The Federal Reserve begins its two day meeting today that is widely expected to result in another 50 bp rate cut that will bring the target to 1.0%.  Given that deflationary forces from the collapse of the credit cycle have still not been seen, the FOMC may be reluctant to deliver a larger rate cut.  One of the Fed’s often cited measures of inflation expectations--the 5yr/5yr forward has risen markedly in recent weeks.  After bottoming just below 1.7% on Oct 8, it is now quoted near 2.46%.

This is seen as the expected rate of inflation. Admittedly there may be a liquidity premium.  In comparison the French 5yr/5yr forward is still trending lower is now dipping below 2.00%. It is true that the US has been more proactive with both monetary and fiscal policy than Europe. 
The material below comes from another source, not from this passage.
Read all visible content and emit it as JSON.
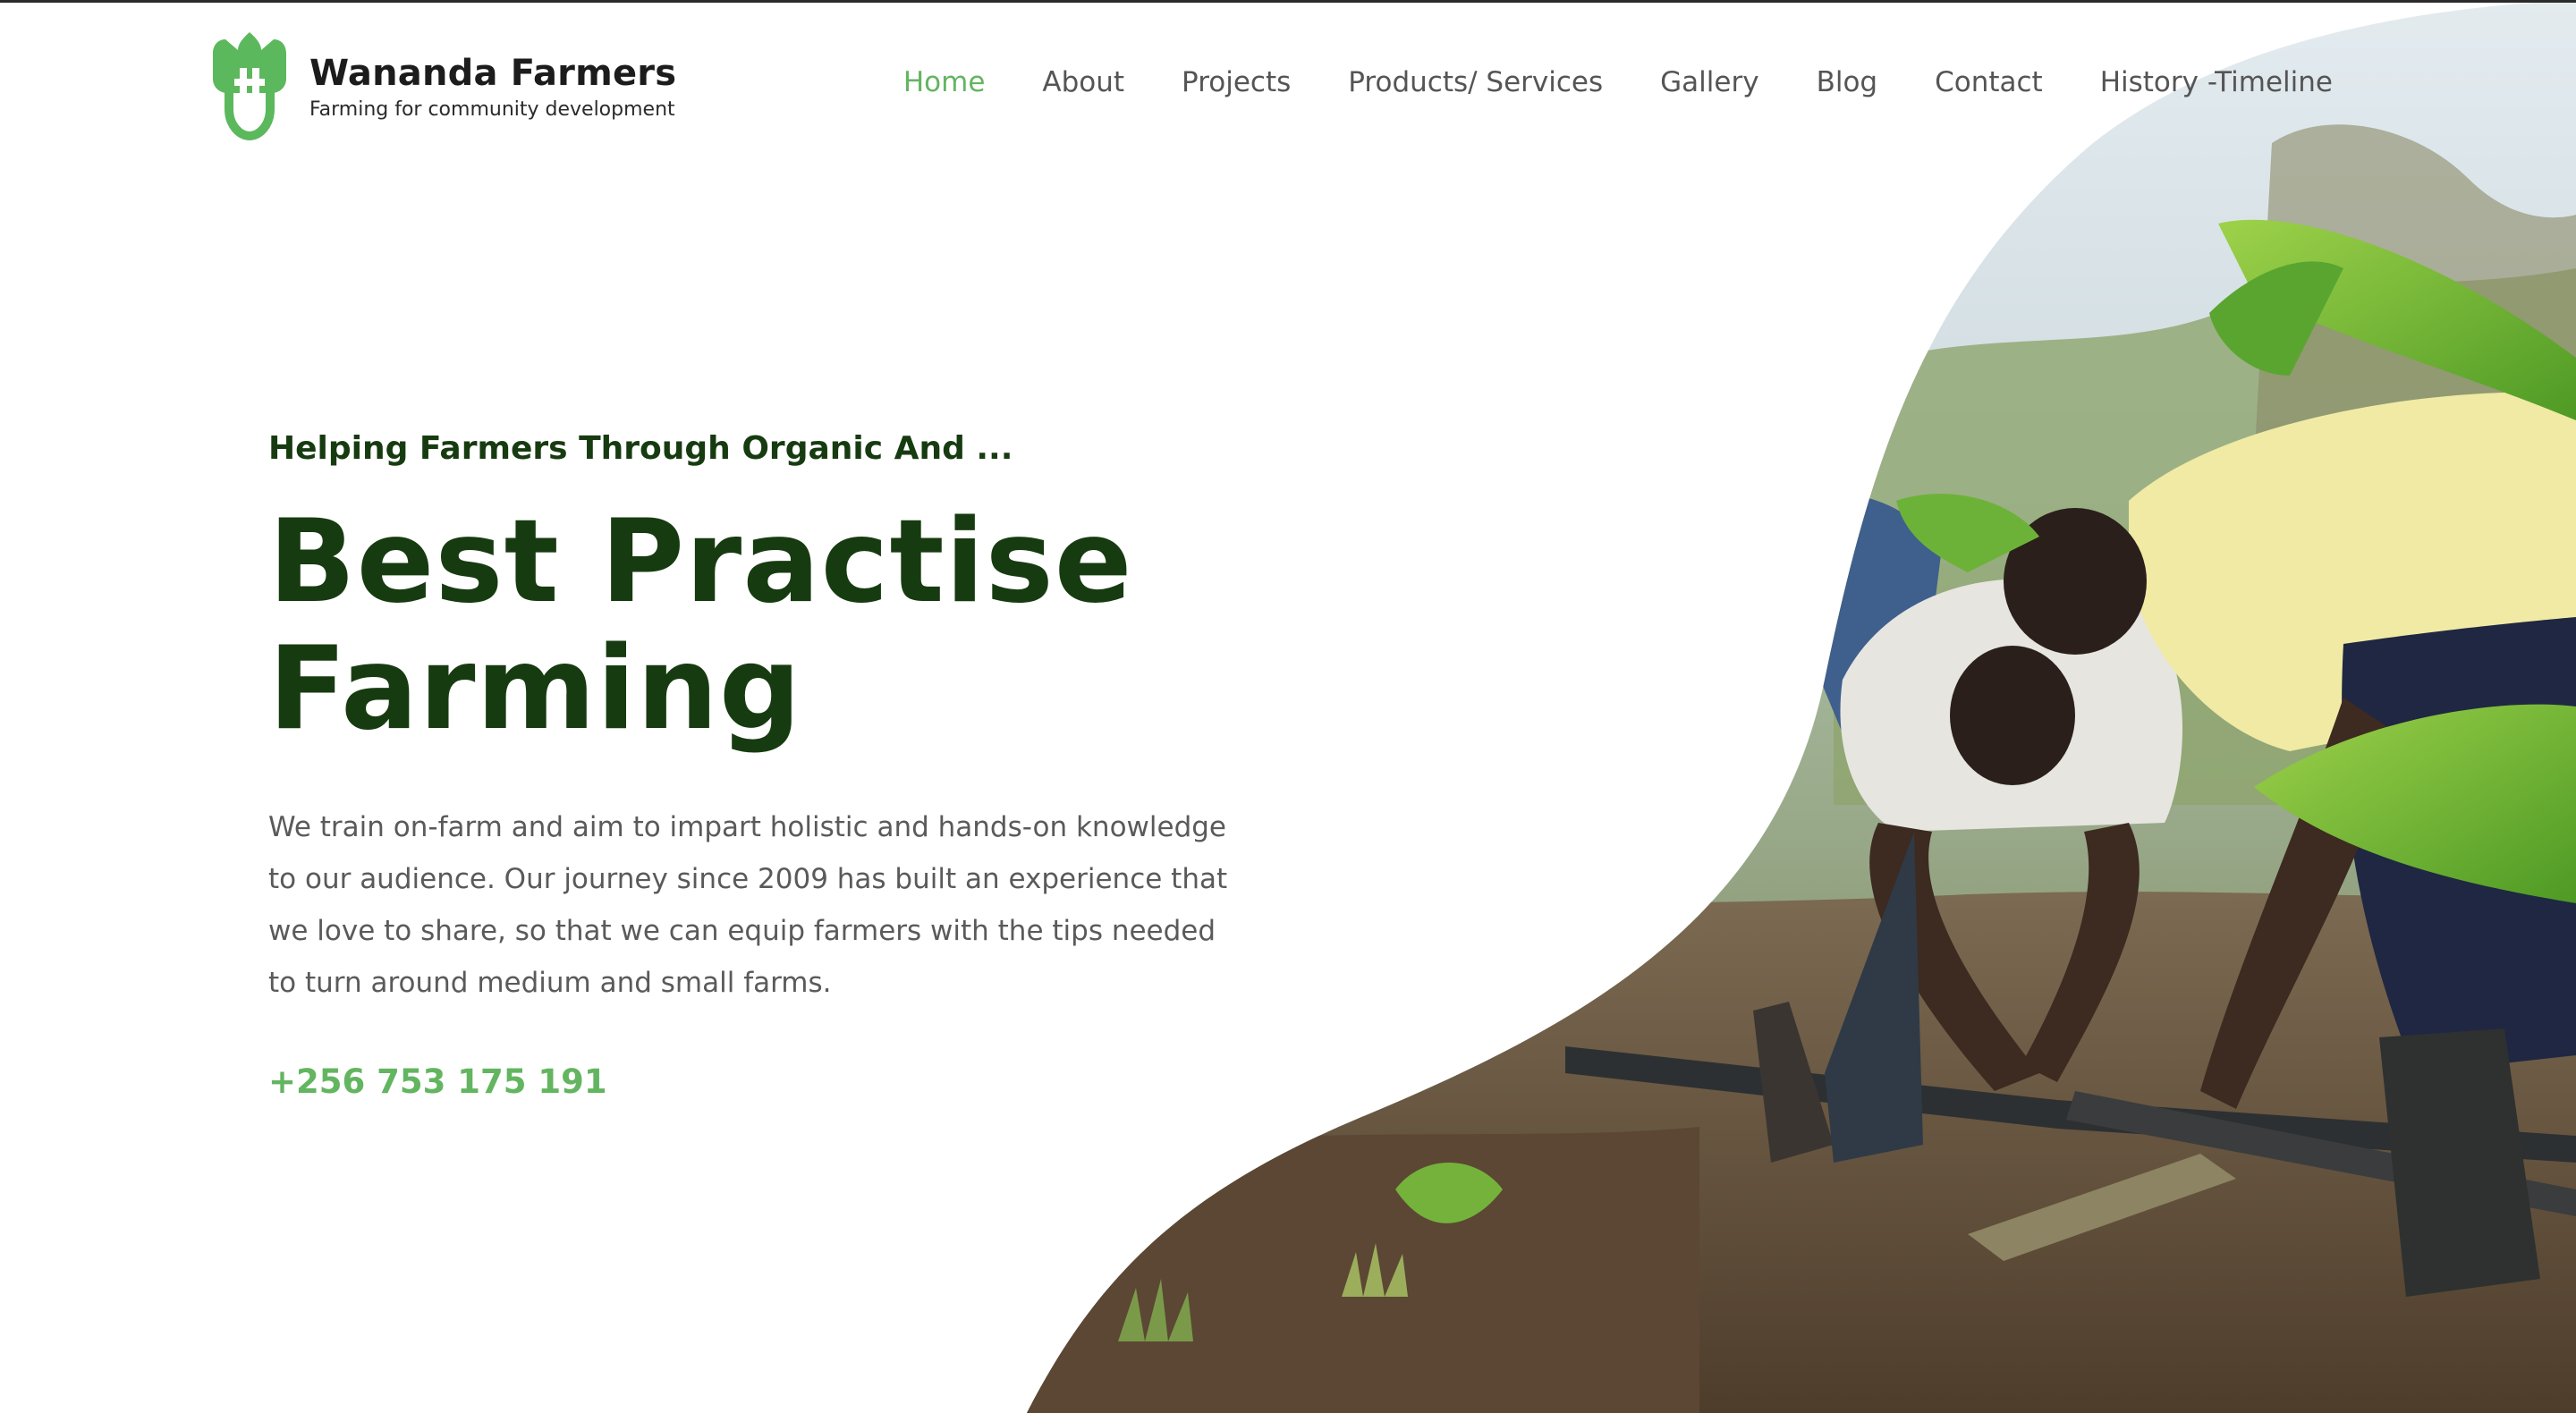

At this juncture, a 25 bp rate cut that some observers think is more likely, seems to unnecessarily risk disappointing the market and moreover, does not appreciate the powerful headwinds that are causing the US economy to contract and contract severely.
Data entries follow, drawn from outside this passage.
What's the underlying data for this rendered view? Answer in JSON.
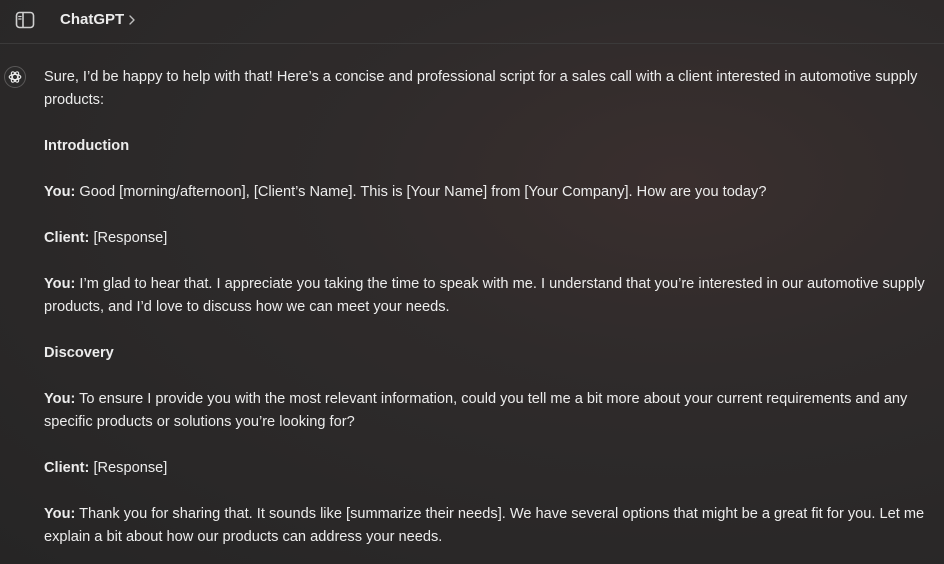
{
  "header": {
    "title": "ChatGPT",
    "sidebar_toggle_icon": "sidebar-toggle-icon",
    "title_chevron_icon": "chevron-right-icon"
  },
  "message": {
    "avatar_icon": "chatgpt-logo-icon",
    "intro": "Sure, I’d be happy to help with that! Here’s a concise and professional script for a sales call with a client interested in automotive supply products:",
    "section_introduction": "Introduction",
    "line1": {
      "speaker": "You:",
      "text": " Good [morning/afternoon], [Client’s Name]. This is [Your Name] from [Your Company]. How are you today?"
    },
    "line2": {
      "speaker": "Client:",
      "text": " [Response]"
    },
    "line3": {
      "speaker": "You:",
      "text": " I’m glad to hear that. I appreciate you taking the time to speak with me. I understand that you’re interested in our automotive supply products, and I’d love to discuss how we can meet your needs."
    },
    "section_discovery": "Discovery",
    "line4": {
      "speaker": "You:",
      "text": " To ensure I provide you with the most relevant information, could you tell me a bit more about your current requirements and any specific products or solutions you’re looking for?"
    },
    "line5": {
      "speaker": "Client:",
      "text": " [Response]"
    },
    "line6": {
      "speaker": "You:",
      "text": " Thank you for sharing that. It sounds like [summarize their needs]. We have several options that might be a great fit for you. Let me explain a bit about how our products can address your needs."
    }
  },
  "colors": {
    "text": "#ececec",
    "background": "#2a2828",
    "divider": "#3b3a3a"
  }
}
The 1% target rate was seen earlier this decade amid a deflationary scare.  It does seem a bit ironic that some observers blame the 1% Fed funds rate and the length of time it stayed low as one of the key factors that fueled the credit orgy, but it will be noted that even countries that did not lower rates nearly as much also gorged themselves with leverage.  Also, the Greenspan conundrum, it will be recalled, was why long-term rates stayed so low even as the Fed hiked And this answer Bernanke gave was one of surplus savings.  The same force also helped buy European bond yields down, as well as emerging market bonds. 
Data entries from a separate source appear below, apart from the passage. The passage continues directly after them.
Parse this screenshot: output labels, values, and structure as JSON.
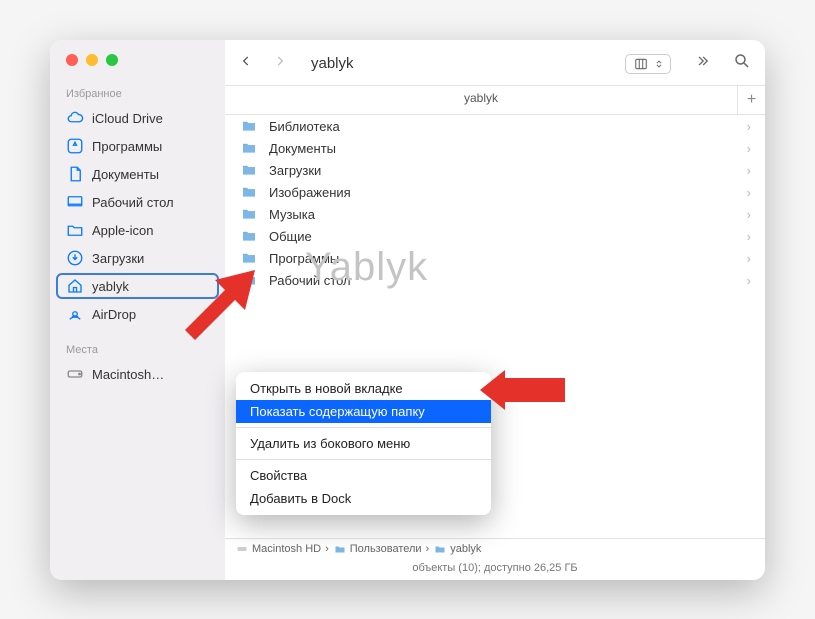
{
  "window_title": "yablyk",
  "watermark": "Yablyk",
  "tab_label": "yablyk",
  "sidebar": {
    "sections": [
      {
        "header": "Избранное",
        "items": [
          {
            "icon": "cloud",
            "label": "iCloud Drive"
          },
          {
            "icon": "apps",
            "label": "Программы"
          },
          {
            "icon": "doc",
            "label": "Документы"
          },
          {
            "icon": "desktop",
            "label": "Рабочий стол"
          },
          {
            "icon": "folder",
            "label": "Apple-icon"
          },
          {
            "icon": "download",
            "label": "Загрузки"
          },
          {
            "icon": "home",
            "label": "yablyk",
            "selected": true
          },
          {
            "icon": "airdrop",
            "label": "AirDrop"
          }
        ]
      },
      {
        "header": "Места",
        "items": [
          {
            "icon": "disk",
            "label": "Macintosh…",
            "gray": true
          }
        ]
      }
    ]
  },
  "files": [
    "Библиотека",
    "Документы",
    "Загрузки",
    "Изображения",
    "Музыка",
    "Общие",
    "Программы",
    "Рабочий стол"
  ],
  "context_menu": [
    {
      "label": "Открыть в новой вкладке"
    },
    {
      "label": "Показать содержащую папку",
      "hl": true
    },
    {
      "sep": true
    },
    {
      "label": "Удалить из бокового меню"
    },
    {
      "sep": true
    },
    {
      "label": "Свойства"
    },
    {
      "label": "Добавить в Dock"
    }
  ],
  "pathbar": [
    "Macintosh HD",
    "Пользователи",
    "yablyk"
  ],
  "statusbar": "объекты (10); доступно 26,25 ГБ"
}
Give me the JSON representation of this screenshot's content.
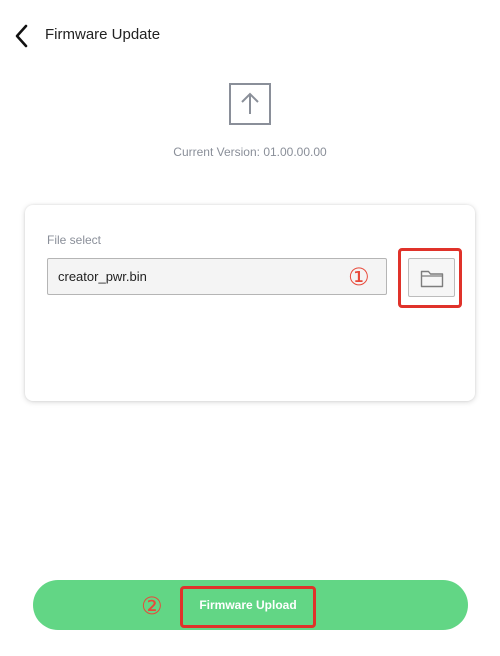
{
  "header": {
    "title": "Firmware Update",
    "back_icon": "chevron-left-icon"
  },
  "status": {
    "upload_icon": "upload-arrow-icon",
    "current_version": "Current Version: 01.00.00.00"
  },
  "file_select": {
    "label": "File select",
    "value": "creator_pwr.bin",
    "browse_icon": "folder-icon",
    "annotation": "①"
  },
  "actions": {
    "upload_label": "Firmware Upload",
    "annotation": "②"
  },
  "colors": {
    "accent_green": "#62d685",
    "annotation_red": "#e0322a",
    "muted_text": "#8a8f99"
  }
}
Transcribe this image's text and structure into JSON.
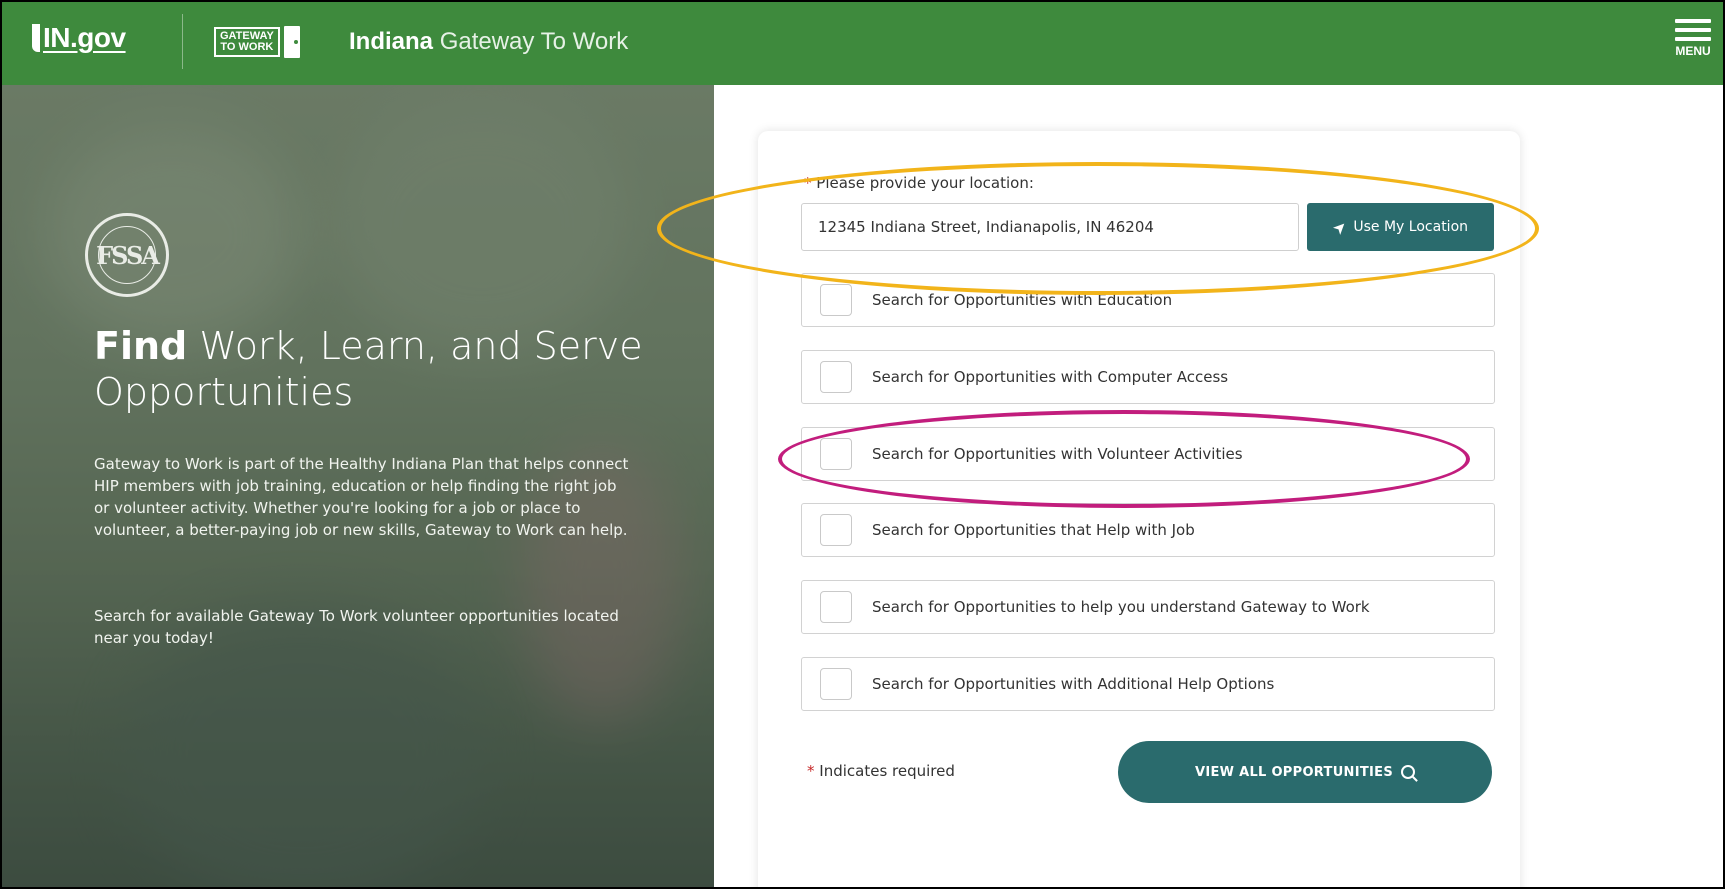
{
  "header": {
    "ingov_logo": "IN.gov",
    "gtw_logo_line1": "GATEWAY",
    "gtw_logo_line2": "TO WORK",
    "title_bold": "Indiana",
    "title_rest": "Gateway To Work",
    "menu_label": "MENU"
  },
  "hero": {
    "seal_text": "FSSA",
    "title_bold": "Find",
    "title_rest": "Work, Learn, and Serve Opportunities",
    "paragraph1": "Gateway to Work is part of the Healthy Indiana Plan that helps connect HIP members with job training, education or help finding the right job or volunteer activity. Whether you're looking for a job or place to volunteer, a better-paying job or new skills, Gateway to Work can help.",
    "paragraph2": "Search for available Gateway To Work volunteer opportunities located near you today!"
  },
  "form": {
    "location_label": "Please provide your location:",
    "required_mark": "*",
    "location_value": "12345 Indiana Street, Indianapolis, IN 46204",
    "use_location_label": "Use My Location",
    "options": [
      {
        "label": "Search for Opportunities with Education",
        "checked": false
      },
      {
        "label": "Search for Opportunities with Computer Access",
        "checked": false
      },
      {
        "label": "Search for Opportunities with Volunteer Activities",
        "checked": false
      },
      {
        "label": "Search for Opportunities that Help with Job",
        "checked": false
      },
      {
        "label": "Search for Opportunities to help you understand Gateway to Work",
        "checked": false
      },
      {
        "label": "Search for Opportunities with Additional Help Options",
        "checked": false
      }
    ],
    "required_note": "Indicates required",
    "view_all_label": "VIEW ALL OPPORTUNITIES"
  },
  "colors": {
    "header_green": "#3e8a3d",
    "button_teal": "#2a6b6d",
    "annotation_yellow": "#f2b41a",
    "annotation_magenta": "#c21d7d"
  }
}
A 1% Fed funds target now is not the same thing as it was then.  Because inflation is higher, real rates are lower.  In addition, after having only 6 quarters of negative growth in the past quarter of a century, there is serious risk of a protracted contraction now that could last 3-4 quarters. 

That said there is nothing sacrosanct about a 1% Fed funds rate.  The risk is that it falls below there in this cycle, perhaps even by the end of the year.  The effective Fed funds rate (weighted by volume) has not been above 1% since Oct 15.  A case can be made that the Fed has downgraded the significance of the Fed funds rate through its provisions of liquidity and expanding its own balance sheet dramatically.  The Fed appears to be edging toward a quantitative ease. 

The statement from the Fed may also not tell the market anything it does not already know.  At the time of the inter-meeting (coordinated) rate cut on Oct 8, the Fed’s statement was instructive.  It expressed concern about the marked slowing of the economy and the intensification of the financial crisis that would likely hurt the real economy more.  Not only were the downside risks to growth underscored, but the upside risks to inflation were thought to have lessened.